Search code examples
mongodbcircular-buffer

Mongo as circular buffer


I'am trying to figure out a way to use Mongo as a circular buffer. Currently using SQL Lite but performance wise does not fit our case. The specifications need to be met are: The collection must empty itself every x seconds. The collection must empty itself when a limit of y documents is met.

Going through Mongo documentation, capped collections along with change events seem a way to go.

https://docs.mongodb.com/manual/core/capped-collections/

https://docs.mongodb.com/manual/reference/change-events/

In the documentation states: "Capped collections work in a way similar to circular buffers"

However I am not sure how to:

  1. Empty the collection every x seconds. Mongo TTL feature is not feasible since TTL isn't supported on capped collections.Other alternatives?
  2. Retrieve any "removed documents". Replace operation type of Change Events seems an aproach.Other alternatives?

Has anyone tried using Mongo as circular buffer? Is the above -Capped Collections/Change Events- the way to achive it?

Thanks for any response.


Solution

  • From https://en.wikipedia.org/wiki/Circular_buffer:

    a circular buffer [...] is a data structure that uses a single, fixed-size buffer as if it were connected end-to-end.

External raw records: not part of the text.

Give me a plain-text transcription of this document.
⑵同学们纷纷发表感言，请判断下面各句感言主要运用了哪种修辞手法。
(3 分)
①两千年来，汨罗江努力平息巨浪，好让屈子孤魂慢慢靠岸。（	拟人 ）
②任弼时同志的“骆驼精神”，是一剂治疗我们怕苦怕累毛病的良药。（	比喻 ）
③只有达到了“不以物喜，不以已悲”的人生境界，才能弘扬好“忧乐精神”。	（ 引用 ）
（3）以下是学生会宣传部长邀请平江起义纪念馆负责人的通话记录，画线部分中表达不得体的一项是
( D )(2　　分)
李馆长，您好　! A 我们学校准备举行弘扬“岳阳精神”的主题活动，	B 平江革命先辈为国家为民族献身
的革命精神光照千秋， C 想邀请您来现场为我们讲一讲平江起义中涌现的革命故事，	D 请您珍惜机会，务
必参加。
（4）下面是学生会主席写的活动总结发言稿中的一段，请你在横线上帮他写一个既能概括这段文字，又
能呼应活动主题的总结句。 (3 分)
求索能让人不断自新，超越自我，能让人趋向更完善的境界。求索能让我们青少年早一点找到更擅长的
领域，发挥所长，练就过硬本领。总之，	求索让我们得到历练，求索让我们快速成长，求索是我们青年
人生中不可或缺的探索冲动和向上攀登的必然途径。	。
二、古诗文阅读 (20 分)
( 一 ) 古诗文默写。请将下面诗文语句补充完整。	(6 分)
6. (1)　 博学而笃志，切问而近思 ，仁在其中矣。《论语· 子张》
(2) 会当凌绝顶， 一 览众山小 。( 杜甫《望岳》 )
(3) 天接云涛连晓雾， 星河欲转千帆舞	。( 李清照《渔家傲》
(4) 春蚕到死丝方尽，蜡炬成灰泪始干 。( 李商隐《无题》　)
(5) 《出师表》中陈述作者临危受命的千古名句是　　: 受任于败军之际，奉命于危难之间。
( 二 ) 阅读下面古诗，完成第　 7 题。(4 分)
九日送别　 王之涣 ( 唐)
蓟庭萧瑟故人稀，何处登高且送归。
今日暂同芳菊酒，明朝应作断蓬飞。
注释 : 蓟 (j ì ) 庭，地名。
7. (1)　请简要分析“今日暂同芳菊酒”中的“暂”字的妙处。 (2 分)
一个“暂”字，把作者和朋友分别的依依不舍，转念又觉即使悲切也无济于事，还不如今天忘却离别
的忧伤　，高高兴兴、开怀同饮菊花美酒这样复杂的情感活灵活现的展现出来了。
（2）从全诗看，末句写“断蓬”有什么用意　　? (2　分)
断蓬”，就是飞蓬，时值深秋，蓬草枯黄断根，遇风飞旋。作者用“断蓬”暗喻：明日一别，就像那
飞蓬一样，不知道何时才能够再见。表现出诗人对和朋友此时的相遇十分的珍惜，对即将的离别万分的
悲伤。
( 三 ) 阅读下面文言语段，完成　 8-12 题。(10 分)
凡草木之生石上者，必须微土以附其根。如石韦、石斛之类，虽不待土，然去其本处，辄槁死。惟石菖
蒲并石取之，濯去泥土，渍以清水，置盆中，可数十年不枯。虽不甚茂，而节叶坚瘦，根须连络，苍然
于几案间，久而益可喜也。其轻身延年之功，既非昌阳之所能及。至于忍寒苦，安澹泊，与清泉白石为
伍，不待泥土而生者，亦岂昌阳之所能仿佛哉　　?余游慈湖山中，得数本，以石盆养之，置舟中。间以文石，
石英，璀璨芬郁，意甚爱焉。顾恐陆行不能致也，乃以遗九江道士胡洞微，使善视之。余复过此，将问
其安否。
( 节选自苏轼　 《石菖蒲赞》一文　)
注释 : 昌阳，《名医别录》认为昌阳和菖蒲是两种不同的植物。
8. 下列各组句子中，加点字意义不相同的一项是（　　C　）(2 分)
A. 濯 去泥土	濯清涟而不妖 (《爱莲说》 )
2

    I'm afraid the "Capped collections work in a way similar to circular buffers" you quoted uses precisely this definition of the circular buffer.

    The capped collection is capped by size and/or number of document. The old documents are not removed by timer but by new documents. Think about it like the new documents overwrite the old ones.

    Unfortunately this feature makes it impossible to delete documents from the collection https://docs.mongodb.com/manual/core/capped-collections/#document-deletion. Neither by TTL nor explicitly. And since there is no formal deletion, there is no deletion event in the change stream.

    To put it simple, if you need to retrieve documents evicted from the buffer you need to implement it yourself.

    TTL index may work for your, but it is time bound, not size bound. It will issue a deletion event to the changestream, but three are few things to consider:

    • you will need to maintain changestream client running to ensure you catch all events.
    • TTL index process comes with the cost. Every minute Mongodb runs the TTL Monitor thread to delete outdated documents. It consumes resources. Not as much as sqlite but still system performance may degrade and documents may not be deleted exactly after specified amount of time if it's busy with some other operations.

    It would be advisable to take control and select/delete documents yourself. I understand you already have some implementation that uses sqlite, so it's just a matter of adjusting it to use mongodb instead.

    db.collection.find({}).sort({_id:-1}).limit(1)
    

    Will return you the oldest document. It uses default index and should perform well.